Recently someone asked me not “how” I write this column every week, but “why.”

I get the “how” question all the time. Especially if they learn that I’ve been writing it for over 33 years. Thirty-three years! That boggles my mind. Fifty-two weeks a year, although in the early years it came out only a couple of times a month. Somebody calculated what that means in numbers and came up with over a million words.

The answer to the “how” is usually that I just sit down and write what is in my head (or on my heart).

But the answer to the “why” is not so automatic. I guess I’m a teacher at heart. My first college degree was in education, but I really wanted to go into physical therapy and needed a good undergraduate vehicle. A lot about physical education made sense to me. Anatomy. Kinesiology. Physiology of Exercise. All that was a good background for physical therapy school. So this space is likely that underlying teacher in me.

At one point in my life, I thought I wanted to be a preacher. Even made that known publicly. Nothing would have thrilled my mother more.

Alas, that was just not where I was supposed to go. But goodness knows I sure get preachy in this space. Maybe we all find our ministry in different places. One thing that my upbringing gave me was an overwhelming desire to make a difference in the world. I’m not sure where that came from, probably a combination of things. Probably Boy Scouts. My church for sure. I talked about a lot of those things a couple of weeks ago. In thinking about the “why,” I realize that a lot of it is my firm belief that sports are important. I am a prime example of how sports provide incredible life lessons. I am the beneficiary of those lessons. It has given me the career that I have and helped make me the man that I am.

Part of my “why” is that I want sports to be good for every kid out there. And I want sports to be safe for them. When I write about coaches and parents, my focus is really on providing what is best for the kids.

There are those that will say that sports are inherently dangerous and something to be avoided. That injuries accumulate and then come back to haunt you when you’re older. Not on my watch. The decisions that I make in the clinic always reflect the long haul. In other words, I will not let a young athlete do anything that will adversely affect their health in years to come. It’s always been that way. I never wanted to look at a 40-something with health issues that I could have done something about. I’m not going to be around (professionally, anyway) to see today’s athletes in their 40’s but that responsibility to them is still just as strong.

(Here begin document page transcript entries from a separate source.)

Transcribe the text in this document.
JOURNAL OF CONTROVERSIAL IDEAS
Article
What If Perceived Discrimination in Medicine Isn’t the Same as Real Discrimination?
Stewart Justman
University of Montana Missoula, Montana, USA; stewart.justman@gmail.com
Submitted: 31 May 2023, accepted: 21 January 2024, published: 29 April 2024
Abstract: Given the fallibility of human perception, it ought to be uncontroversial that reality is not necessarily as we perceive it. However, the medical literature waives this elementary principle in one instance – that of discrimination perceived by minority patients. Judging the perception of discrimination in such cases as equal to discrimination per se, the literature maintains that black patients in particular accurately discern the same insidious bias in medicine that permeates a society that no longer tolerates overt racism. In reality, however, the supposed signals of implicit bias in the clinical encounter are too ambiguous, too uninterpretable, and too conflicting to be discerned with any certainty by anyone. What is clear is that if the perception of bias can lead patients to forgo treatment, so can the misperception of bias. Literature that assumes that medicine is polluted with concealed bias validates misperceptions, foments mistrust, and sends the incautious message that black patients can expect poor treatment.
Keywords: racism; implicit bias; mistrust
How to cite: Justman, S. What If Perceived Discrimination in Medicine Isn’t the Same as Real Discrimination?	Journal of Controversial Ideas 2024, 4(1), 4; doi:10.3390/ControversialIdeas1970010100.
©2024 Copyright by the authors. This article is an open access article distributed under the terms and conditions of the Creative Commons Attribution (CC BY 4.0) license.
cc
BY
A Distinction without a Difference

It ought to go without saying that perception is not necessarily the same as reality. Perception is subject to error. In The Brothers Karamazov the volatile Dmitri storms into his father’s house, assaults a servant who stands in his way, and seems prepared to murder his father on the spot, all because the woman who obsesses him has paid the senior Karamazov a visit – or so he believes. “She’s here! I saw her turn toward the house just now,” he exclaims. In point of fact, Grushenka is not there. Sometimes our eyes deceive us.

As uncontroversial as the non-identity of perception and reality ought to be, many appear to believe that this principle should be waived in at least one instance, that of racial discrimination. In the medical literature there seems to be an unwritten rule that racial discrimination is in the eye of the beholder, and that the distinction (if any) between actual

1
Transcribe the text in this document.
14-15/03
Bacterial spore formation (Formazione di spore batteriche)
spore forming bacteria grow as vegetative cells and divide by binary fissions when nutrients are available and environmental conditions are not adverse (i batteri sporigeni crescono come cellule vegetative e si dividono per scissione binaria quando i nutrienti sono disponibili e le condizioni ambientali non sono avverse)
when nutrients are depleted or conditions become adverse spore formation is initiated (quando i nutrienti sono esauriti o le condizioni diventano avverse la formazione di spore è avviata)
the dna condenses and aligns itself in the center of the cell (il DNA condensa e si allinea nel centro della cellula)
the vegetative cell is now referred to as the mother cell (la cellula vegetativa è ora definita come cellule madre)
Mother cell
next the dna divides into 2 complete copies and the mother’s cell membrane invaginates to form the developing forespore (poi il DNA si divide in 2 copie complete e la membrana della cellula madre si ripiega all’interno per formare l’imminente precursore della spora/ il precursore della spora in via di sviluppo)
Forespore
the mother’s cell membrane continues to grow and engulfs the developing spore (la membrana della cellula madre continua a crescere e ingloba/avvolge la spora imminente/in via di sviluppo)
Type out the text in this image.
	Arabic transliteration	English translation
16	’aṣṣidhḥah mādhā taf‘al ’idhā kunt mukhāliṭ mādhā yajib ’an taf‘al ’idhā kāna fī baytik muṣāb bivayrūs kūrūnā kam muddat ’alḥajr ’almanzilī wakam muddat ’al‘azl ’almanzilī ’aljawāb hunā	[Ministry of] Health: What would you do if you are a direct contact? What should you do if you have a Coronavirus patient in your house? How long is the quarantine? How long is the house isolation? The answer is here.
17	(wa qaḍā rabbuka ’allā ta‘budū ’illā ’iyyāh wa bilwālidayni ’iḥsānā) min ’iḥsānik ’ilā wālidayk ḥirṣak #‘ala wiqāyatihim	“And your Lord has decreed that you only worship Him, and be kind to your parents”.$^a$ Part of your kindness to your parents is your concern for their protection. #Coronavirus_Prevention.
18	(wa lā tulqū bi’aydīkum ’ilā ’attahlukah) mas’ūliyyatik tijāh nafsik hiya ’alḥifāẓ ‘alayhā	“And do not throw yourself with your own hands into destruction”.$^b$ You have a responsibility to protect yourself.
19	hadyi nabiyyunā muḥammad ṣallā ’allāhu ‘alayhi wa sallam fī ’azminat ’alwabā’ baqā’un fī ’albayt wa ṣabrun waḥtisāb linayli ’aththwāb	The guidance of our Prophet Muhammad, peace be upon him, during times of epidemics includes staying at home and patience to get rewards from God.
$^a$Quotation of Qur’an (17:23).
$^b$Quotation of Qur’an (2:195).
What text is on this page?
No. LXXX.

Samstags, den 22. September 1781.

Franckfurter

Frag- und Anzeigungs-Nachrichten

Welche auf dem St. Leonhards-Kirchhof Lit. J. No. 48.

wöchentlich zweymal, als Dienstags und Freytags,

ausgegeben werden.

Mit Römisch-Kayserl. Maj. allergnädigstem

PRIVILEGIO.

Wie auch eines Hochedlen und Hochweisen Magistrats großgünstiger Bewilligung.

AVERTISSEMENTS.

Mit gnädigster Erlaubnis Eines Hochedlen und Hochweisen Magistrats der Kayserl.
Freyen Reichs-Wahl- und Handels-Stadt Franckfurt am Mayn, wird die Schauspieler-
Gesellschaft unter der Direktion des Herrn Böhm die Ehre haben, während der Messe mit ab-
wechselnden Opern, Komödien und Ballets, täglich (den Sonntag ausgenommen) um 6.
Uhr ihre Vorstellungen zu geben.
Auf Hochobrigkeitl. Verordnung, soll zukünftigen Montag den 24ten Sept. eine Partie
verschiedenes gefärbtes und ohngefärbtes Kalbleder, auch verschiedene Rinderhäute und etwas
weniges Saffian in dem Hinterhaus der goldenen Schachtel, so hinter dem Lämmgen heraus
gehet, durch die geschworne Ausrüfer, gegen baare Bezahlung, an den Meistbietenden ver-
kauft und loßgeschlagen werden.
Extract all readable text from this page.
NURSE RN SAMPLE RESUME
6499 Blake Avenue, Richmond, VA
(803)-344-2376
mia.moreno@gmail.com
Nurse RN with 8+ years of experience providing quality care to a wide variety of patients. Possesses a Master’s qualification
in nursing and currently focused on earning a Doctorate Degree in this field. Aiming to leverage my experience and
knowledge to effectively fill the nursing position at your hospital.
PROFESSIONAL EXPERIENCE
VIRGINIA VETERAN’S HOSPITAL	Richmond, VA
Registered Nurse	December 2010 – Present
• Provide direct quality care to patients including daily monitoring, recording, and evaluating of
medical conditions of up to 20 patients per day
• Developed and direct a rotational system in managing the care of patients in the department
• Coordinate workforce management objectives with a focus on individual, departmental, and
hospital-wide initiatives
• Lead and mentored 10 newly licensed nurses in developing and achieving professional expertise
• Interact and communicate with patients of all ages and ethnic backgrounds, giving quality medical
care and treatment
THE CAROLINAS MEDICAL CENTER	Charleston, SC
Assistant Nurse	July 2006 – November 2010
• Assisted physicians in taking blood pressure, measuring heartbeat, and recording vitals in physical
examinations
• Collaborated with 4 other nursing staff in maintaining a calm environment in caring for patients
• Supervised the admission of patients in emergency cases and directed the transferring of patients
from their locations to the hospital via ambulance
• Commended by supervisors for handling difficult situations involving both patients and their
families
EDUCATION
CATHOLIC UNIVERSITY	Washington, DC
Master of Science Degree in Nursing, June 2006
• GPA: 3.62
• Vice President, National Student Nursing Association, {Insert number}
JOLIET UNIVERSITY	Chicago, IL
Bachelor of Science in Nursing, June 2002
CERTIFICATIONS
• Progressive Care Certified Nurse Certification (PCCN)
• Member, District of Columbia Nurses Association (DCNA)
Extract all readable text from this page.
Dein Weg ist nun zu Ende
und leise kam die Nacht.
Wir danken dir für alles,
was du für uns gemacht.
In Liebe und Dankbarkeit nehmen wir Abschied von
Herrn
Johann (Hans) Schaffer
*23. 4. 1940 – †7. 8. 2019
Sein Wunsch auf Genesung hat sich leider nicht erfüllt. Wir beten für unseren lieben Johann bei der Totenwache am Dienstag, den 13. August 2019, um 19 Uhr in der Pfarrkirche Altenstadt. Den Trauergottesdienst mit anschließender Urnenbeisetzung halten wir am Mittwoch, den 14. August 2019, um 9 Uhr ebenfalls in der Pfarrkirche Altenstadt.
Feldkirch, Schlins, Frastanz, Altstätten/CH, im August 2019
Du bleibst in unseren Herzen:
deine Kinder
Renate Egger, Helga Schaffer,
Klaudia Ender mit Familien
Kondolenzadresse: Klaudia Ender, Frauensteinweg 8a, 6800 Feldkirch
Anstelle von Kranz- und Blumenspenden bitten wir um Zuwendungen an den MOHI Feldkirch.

So when parents ask the question “should I allow my child to play,” I answer with an emphatic “yes.” First, if we don’t learn to be active as children, we are unlikely to be active as adults. And sports are our best vehicle for developing active children. The alternative is a sedentary lifestyle and the heart disease, obesity, diabetes, and early death that often accompany that.

Secondly, the lessons learned in sports can help us in our jobs, in our role as parents, in our community. Sports teach us how to be a good teammate, which translates to being a good co-worker. Sports teach us the value of hard work. Sports teach us how to be coached. Sports teach us that it is important to be a part of something bigger than ourselves.